CHAPTER TWENTY-FIVE

Too much white bread and not enough butter, Al reflected, surveying the embassy ballroom. The bulk of the population tonight consisted of WASP senators and congressmen and their middle-aged, matronly wives. There was the occasional trophy bride or pretty young daughter, but for the most part if a man didn't have his original mate on his arm he was alone.

Al was no exception in that respect, though he did stand out rather conspicuously in another way, his dress uniform odd in the sea of black. Despite the ccrawling feeling on the back of his neck that meant people were staring, he kept his shoulders squared so that his chestful of ribbons were thrust out in testimony to a record of which he was not especially proud. He knew from experience how easily civilians were impressed by a little spit and polish. With the entire committee present at this gathering, he couldn't afford to turn down the opportunity to dazzle. After all, the stronger the impression of capable dignity he cultivated now, the easier his job would be on Monday.
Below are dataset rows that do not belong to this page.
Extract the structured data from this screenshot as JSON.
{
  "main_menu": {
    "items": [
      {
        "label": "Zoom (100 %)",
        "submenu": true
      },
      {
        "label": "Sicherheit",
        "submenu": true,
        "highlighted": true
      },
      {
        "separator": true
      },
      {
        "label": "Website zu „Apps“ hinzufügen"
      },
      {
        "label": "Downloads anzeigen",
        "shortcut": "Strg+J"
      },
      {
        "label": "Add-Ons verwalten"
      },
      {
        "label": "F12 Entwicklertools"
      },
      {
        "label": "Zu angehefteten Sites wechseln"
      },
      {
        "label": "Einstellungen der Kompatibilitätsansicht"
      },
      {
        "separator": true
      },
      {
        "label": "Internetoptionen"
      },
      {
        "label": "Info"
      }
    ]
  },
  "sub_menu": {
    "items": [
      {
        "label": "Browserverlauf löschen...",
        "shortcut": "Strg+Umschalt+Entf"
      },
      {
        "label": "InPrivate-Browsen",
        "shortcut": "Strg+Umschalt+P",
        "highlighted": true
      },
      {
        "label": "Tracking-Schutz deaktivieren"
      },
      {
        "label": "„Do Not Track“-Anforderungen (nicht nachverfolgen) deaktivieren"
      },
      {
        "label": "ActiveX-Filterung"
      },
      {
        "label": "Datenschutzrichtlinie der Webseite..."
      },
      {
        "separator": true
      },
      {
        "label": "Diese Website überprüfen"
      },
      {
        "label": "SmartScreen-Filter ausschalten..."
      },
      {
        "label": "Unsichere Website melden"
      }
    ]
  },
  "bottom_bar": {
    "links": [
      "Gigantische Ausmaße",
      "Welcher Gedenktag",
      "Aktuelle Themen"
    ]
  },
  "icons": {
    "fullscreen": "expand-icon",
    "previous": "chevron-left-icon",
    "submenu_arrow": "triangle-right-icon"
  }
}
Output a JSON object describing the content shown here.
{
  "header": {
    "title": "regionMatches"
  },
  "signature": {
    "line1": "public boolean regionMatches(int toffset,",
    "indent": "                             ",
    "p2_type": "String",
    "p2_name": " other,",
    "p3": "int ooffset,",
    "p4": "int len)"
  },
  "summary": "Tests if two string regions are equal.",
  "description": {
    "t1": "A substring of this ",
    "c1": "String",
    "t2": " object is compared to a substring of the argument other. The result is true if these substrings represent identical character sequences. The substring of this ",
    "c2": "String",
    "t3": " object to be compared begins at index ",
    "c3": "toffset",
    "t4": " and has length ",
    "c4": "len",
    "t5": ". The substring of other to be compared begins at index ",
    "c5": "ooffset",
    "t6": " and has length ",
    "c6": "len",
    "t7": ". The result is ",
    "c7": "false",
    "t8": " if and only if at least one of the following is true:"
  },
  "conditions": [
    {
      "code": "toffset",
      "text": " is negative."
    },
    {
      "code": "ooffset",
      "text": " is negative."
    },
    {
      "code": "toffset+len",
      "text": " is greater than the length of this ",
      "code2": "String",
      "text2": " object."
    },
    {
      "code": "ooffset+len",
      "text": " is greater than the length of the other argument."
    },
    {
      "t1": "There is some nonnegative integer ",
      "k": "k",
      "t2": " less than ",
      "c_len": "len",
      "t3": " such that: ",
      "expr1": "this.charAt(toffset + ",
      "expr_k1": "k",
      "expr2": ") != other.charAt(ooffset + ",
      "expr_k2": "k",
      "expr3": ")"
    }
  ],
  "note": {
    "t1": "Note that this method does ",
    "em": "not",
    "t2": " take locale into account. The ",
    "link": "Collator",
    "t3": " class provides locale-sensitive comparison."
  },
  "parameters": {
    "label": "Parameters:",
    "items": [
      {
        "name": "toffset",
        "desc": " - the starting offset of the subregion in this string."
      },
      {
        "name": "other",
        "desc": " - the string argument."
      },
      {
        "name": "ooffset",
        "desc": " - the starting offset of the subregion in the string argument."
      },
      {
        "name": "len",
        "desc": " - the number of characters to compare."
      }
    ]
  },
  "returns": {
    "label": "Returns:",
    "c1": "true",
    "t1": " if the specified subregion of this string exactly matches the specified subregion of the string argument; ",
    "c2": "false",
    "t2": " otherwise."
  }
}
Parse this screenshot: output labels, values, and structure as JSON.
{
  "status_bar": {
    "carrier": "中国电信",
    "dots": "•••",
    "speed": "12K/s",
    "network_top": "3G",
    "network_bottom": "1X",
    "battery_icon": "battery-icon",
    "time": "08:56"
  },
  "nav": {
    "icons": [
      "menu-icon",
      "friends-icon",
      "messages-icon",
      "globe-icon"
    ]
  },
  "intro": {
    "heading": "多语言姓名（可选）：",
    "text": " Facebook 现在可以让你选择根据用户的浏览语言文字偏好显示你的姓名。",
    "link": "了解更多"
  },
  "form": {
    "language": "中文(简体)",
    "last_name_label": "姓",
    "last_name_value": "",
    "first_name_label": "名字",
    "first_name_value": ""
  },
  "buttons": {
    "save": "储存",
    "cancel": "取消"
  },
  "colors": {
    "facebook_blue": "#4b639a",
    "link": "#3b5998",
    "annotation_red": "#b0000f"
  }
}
So he turned on the old Calavicci charm full force and went about the unpleasant task of prostituting himself for his Project.

Al loved Starbright. He really did. Despite the daily frustrations and the drudgery and the quibbling, he loved her. There weren't many things that he was passionate about, but the Project was one of them. He'd do anything to keep her afloat, even tolerate these absurd cocktail parties. Now, Al loved a good party, but this was anything but. This was a gathering of politicians looking to further their own agendas—and their wives were worse! Political wives, as a rule, were morbidly curious. All night they plied Al with questions—both about his past and about Starbright—that he couldn't answer, taking his reticence as a personal affront.

It was around eleven, just about the time when it was becoming bitterly obvious that there weren't enough martinis in the District of Columbia to turn this into an enjoyable evening, that Al spied an Ally. Trying not to look too desperately overjoyed, Al zeroed in on the friendly face as quickly as he could. He crossed the room and grapbbed the man's arm.

"Les!" he exclaimed. "How've you been?"

The man turned, and an enormous grin spread across his face. "Calavicci!" he exclaimed. "And I thought you'd decided to blow it off!"

"The funding hearings?" Al said. "Wouldn't dream of it! Always a pleasure to see old friends and tell you all how well I'm spending your money!"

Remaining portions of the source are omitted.